Finding the equality of the natural logarithm to the limit and the infinite series (proof)

Question

I'm trying to proof this equality which I found on this website:

Euler-Mascheroni constant expression, further simplification

$$\ln(n)=\lim_{M\rightarrow\infty}\sum\limits _{k=1}^{M}\sum\limits _{a=1}^{n-1}\frac{1}{kn-a}-\sum\limits _{k=1}^{M}\frac{n-1}{kn}.$$

My wolfram Mathematica code:

Limit[sum(k=1)^M sum(a=1)^(n-1) 1/(kn-a) - sum(k=1)^M (n-1)/(kn), M -> infinity]

And it gives me this answer:

(1/kn)infinity (1-n+kn Polygamma[0,1-nk]-kn Polygamma [o,n-nk])

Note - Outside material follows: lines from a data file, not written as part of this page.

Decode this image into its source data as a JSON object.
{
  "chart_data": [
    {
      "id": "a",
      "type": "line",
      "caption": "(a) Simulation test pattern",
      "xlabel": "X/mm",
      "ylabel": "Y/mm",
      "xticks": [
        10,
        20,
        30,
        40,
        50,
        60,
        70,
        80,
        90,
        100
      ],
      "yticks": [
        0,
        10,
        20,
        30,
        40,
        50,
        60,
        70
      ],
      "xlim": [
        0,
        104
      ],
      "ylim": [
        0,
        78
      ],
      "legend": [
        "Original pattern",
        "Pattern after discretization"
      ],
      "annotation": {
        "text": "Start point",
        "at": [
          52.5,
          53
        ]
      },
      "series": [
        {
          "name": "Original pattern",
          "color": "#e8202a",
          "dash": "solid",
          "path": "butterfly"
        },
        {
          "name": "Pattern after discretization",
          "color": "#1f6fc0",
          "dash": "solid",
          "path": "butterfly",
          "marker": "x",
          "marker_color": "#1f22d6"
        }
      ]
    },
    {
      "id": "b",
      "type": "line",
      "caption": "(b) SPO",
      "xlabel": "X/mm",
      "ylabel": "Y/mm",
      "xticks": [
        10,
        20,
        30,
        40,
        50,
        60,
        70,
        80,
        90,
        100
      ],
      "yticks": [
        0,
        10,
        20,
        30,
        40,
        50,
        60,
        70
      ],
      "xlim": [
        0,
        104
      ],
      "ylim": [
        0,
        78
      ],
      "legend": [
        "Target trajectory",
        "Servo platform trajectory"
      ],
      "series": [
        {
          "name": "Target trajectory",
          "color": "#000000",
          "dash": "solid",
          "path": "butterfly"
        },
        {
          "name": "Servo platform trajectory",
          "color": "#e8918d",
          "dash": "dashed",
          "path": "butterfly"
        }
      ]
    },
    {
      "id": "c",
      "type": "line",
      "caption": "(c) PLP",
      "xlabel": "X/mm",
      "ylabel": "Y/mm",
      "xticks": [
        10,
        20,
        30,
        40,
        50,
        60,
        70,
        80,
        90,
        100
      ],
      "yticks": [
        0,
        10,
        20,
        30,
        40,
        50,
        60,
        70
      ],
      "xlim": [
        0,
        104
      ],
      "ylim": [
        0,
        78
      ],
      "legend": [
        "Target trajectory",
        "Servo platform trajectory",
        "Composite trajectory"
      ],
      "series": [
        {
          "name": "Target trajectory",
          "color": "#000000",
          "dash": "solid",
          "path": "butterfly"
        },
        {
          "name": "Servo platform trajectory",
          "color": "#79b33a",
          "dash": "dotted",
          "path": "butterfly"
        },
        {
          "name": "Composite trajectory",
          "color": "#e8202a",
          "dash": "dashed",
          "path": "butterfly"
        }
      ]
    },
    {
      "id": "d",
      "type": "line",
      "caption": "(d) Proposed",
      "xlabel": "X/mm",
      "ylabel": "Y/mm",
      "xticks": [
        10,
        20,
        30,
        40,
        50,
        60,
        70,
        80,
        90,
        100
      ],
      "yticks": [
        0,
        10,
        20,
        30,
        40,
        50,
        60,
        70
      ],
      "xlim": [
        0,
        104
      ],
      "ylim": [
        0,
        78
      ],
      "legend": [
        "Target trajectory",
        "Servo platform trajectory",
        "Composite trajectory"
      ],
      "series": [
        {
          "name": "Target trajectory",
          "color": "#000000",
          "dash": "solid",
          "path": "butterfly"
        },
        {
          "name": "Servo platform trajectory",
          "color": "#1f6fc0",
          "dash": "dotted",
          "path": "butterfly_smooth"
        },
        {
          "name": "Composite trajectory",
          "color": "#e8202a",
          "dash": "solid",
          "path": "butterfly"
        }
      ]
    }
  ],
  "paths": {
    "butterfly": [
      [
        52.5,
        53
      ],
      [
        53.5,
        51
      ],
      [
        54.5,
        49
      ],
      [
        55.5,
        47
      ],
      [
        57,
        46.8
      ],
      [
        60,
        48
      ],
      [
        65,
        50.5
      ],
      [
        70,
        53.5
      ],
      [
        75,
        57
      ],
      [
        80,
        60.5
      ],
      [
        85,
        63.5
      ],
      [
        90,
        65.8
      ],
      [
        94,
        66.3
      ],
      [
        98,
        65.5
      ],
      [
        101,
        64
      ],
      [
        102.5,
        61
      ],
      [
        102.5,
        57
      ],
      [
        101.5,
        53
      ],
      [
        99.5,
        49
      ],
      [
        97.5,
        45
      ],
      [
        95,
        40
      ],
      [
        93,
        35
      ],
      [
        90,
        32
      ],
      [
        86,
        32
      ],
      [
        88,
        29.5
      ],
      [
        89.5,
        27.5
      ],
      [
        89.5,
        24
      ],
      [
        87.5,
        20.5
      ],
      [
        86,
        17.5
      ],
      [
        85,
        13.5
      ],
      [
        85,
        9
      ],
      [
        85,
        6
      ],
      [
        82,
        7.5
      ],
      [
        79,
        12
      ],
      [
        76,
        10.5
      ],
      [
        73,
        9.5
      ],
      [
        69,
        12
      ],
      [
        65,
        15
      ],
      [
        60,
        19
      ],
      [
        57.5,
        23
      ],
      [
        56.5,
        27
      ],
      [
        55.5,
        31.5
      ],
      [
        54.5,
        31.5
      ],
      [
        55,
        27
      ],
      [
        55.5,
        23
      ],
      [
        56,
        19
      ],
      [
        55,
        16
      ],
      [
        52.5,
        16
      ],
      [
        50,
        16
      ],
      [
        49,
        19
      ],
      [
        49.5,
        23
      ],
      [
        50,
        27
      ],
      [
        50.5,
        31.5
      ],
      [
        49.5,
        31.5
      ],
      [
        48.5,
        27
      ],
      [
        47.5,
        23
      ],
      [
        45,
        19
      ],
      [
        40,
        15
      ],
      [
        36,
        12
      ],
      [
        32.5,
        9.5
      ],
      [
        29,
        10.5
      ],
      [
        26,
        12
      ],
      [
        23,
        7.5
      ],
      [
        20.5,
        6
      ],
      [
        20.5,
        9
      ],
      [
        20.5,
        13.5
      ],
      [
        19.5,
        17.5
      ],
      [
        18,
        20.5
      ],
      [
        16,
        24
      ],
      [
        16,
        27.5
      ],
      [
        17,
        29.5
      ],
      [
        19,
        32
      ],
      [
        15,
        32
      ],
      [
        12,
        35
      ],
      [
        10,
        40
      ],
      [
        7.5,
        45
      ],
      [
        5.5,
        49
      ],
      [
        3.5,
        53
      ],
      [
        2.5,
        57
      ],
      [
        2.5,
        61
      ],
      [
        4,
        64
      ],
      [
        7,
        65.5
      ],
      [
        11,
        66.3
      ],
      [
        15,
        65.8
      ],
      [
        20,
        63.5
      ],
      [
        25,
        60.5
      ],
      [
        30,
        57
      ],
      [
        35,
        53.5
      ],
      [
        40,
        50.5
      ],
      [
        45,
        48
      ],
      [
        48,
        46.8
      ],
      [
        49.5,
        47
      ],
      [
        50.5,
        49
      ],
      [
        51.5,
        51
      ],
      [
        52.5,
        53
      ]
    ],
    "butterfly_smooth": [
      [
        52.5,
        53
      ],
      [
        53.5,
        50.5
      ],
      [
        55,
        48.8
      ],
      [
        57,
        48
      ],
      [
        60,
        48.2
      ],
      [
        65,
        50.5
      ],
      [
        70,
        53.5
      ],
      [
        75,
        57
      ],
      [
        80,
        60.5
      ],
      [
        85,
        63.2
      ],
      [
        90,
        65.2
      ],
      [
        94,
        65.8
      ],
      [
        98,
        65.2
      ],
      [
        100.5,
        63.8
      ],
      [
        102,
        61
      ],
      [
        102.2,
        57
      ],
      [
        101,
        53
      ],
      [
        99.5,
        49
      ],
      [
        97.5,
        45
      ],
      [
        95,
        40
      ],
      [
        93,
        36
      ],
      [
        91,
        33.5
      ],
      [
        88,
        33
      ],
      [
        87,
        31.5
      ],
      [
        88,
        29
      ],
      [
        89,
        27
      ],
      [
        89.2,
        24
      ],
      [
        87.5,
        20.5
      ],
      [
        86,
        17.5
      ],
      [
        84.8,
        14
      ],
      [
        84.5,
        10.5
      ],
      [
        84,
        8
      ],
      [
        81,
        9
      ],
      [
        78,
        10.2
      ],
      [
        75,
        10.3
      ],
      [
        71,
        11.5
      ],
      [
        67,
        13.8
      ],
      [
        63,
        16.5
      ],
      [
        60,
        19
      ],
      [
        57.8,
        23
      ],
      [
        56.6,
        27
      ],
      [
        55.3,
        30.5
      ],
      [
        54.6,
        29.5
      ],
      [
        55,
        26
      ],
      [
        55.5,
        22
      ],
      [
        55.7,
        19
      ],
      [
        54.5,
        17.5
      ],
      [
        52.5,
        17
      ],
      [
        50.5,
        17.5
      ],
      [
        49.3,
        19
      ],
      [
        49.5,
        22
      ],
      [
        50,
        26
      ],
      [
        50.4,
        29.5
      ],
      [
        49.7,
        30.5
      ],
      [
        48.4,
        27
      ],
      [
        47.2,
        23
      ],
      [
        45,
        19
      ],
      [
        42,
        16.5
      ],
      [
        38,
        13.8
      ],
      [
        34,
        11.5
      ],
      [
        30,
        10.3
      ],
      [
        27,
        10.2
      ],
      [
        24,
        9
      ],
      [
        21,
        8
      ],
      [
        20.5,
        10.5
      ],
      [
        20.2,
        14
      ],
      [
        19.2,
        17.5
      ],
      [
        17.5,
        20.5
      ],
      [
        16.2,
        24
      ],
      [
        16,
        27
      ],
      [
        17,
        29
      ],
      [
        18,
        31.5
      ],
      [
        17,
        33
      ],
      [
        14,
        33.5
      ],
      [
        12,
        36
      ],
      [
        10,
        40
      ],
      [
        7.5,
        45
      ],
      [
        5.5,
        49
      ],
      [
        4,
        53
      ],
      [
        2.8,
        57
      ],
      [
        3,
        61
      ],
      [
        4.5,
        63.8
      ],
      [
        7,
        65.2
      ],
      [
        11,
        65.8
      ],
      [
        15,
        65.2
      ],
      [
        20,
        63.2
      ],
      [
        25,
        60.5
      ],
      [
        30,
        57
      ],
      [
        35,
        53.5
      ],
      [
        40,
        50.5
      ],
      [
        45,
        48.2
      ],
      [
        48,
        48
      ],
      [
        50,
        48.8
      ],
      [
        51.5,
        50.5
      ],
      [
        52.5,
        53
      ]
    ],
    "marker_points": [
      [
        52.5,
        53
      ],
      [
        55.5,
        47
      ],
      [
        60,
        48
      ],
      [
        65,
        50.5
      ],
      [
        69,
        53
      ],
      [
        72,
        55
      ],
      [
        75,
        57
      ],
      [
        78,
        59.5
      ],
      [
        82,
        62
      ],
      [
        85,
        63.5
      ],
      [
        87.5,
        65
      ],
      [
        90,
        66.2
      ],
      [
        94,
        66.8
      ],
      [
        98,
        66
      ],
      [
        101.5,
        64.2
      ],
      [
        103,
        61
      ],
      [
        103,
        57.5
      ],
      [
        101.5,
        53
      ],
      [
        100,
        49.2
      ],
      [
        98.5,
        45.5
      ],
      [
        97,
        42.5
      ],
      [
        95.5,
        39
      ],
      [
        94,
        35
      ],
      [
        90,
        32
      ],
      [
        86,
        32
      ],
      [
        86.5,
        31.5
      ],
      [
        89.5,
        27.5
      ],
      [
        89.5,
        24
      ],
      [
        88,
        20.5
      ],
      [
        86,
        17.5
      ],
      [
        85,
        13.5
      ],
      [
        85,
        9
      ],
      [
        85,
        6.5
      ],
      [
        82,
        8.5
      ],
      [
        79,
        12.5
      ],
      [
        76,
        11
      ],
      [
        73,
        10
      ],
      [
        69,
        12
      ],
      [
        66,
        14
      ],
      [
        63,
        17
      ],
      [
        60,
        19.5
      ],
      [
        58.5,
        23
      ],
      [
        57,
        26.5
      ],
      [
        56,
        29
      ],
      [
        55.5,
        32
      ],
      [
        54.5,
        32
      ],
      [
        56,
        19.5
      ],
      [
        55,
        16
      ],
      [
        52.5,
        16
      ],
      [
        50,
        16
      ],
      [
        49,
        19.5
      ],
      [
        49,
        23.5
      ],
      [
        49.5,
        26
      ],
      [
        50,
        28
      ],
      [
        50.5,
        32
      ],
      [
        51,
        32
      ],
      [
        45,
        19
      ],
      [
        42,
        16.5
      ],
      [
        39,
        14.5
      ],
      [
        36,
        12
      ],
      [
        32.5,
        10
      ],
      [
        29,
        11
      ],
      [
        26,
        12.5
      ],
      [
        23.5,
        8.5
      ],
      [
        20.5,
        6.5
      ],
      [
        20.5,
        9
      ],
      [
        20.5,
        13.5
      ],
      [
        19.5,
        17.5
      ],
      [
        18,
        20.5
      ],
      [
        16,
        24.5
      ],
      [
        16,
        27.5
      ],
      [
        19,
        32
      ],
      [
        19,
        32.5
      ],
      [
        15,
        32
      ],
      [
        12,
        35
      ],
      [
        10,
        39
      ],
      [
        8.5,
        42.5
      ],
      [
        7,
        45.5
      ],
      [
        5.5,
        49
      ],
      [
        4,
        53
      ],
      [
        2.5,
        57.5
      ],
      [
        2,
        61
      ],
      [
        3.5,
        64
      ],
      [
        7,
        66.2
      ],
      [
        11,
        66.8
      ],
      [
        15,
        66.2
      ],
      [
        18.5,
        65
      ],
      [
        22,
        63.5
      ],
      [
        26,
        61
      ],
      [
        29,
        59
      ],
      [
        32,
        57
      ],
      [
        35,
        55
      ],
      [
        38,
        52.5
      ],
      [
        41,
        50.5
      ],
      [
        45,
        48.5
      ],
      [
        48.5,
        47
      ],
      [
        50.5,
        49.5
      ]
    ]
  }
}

And that is not what I expected, so I tried to write the last sum $$\sum\limits _{k=1}^{M}\frac{n-1}{kn}$$ as the harmonic series: $$\frac{(n-1)*Hm}{n}$$ were $$Hm=\sum\limits _{k=1}^{M}\frac{1}{k}$$

So we got:

$$\ln(n)=\lim_{M\rightarrow\infty}\sum\limits _{k=1}^{M}\sum\limits _{a=1}^{n-1}\frac{1}{kn-a}-\frac{(n-1)*Hm}{n}$$

And now I've no idea to complete the equality that it gives me the answer that I was looking for, so does anyone know how to complete this proof?

Answer 1

Applying the equality $$ \frac{1}{s} = \int_0^1 x^{s-1} \, dx, $$ we can write the inner sum as $$ \sum_{a=1}^{n-1} \int_0^1 (x^{kn-a-1}-x^{kn-1}) \, dx. $$ The sum is finite, so there is no trouble changing the order of summation and integration to find $$ \int_0^1 \left( \frac{x^{(k-1)n}(1-x^n)}{1-x}-nx^{kn-1} \right) \, dx $$ Now we do the same again with the outer sum, which is for the time being also finite: $$ \int_0^1 \left( \frac{1-x^n}{1-x}\sum_{k=1}^M (x^n)^{k-1} - \frac{n}{x}\sum_{k=1}^M (x^n)^k \right) \, dx = \int_0^1 \left( \frac{1-x^n}{1-x} \frac{1-x^{Mn}}{1-x^n} - n\frac{x^{n-1}(1-x^{Mn})}{1-x^n} \right) \, dx $$ At this point, I need to be careful with interchanging the limit and the integral, because the integrands diverge at $x=1$. I shall set the upper limit a bit smaller than $1$, do the easy bit of the integral, and then sort out the rest.

The easy bit is $$ \int_0^y \left( \frac{1}{1-x}-\frac{nx^{n-1}}{1-x^n} \right) \, dx = [ -\log{(1-x)}+\log{(1-x^n)} ]_0^y = \log{\left(\frac{1-y^n}{1-y}\right)}. $$ This clearly tends to $\log{n}$, using L'Hôpital, for example.

It remains to get rid of the nasty term, $$ \lim_{M \to \infty} \lim_{y \uparrow 1} \int_0^y \left( -\frac{x^{Mn}}{1-x} + n\frac{x^{Mn+n-1}}{1-x^n} \right) \, dx. $$ Taking out a factor of $x^{Mn}$, we have $$ x^{Mn} \left( \frac{nx^{n-1}}{1-x^n}-\frac{1}{1-x} \right) = x^{Mn}\frac{1}{1-x}\left(\frac{nx^{n-1}}{(1+x+\dotsb+x^{n-1})}-1\right) $$ Doing a series expansion about $x=1$ shows that in fact this is continuous in a neighbourhood of $x=1$. It is continuous elsewhere in the interval, and hence bounded above by $C$, say. Then the whole term is bounded above by $$ \int_0^1 Cx^{Mn} \, dx = \frac{C}{Mn+1} \to 0 $$ as $M \to \infty$, so the whole limit evaluates to $\log{n}$.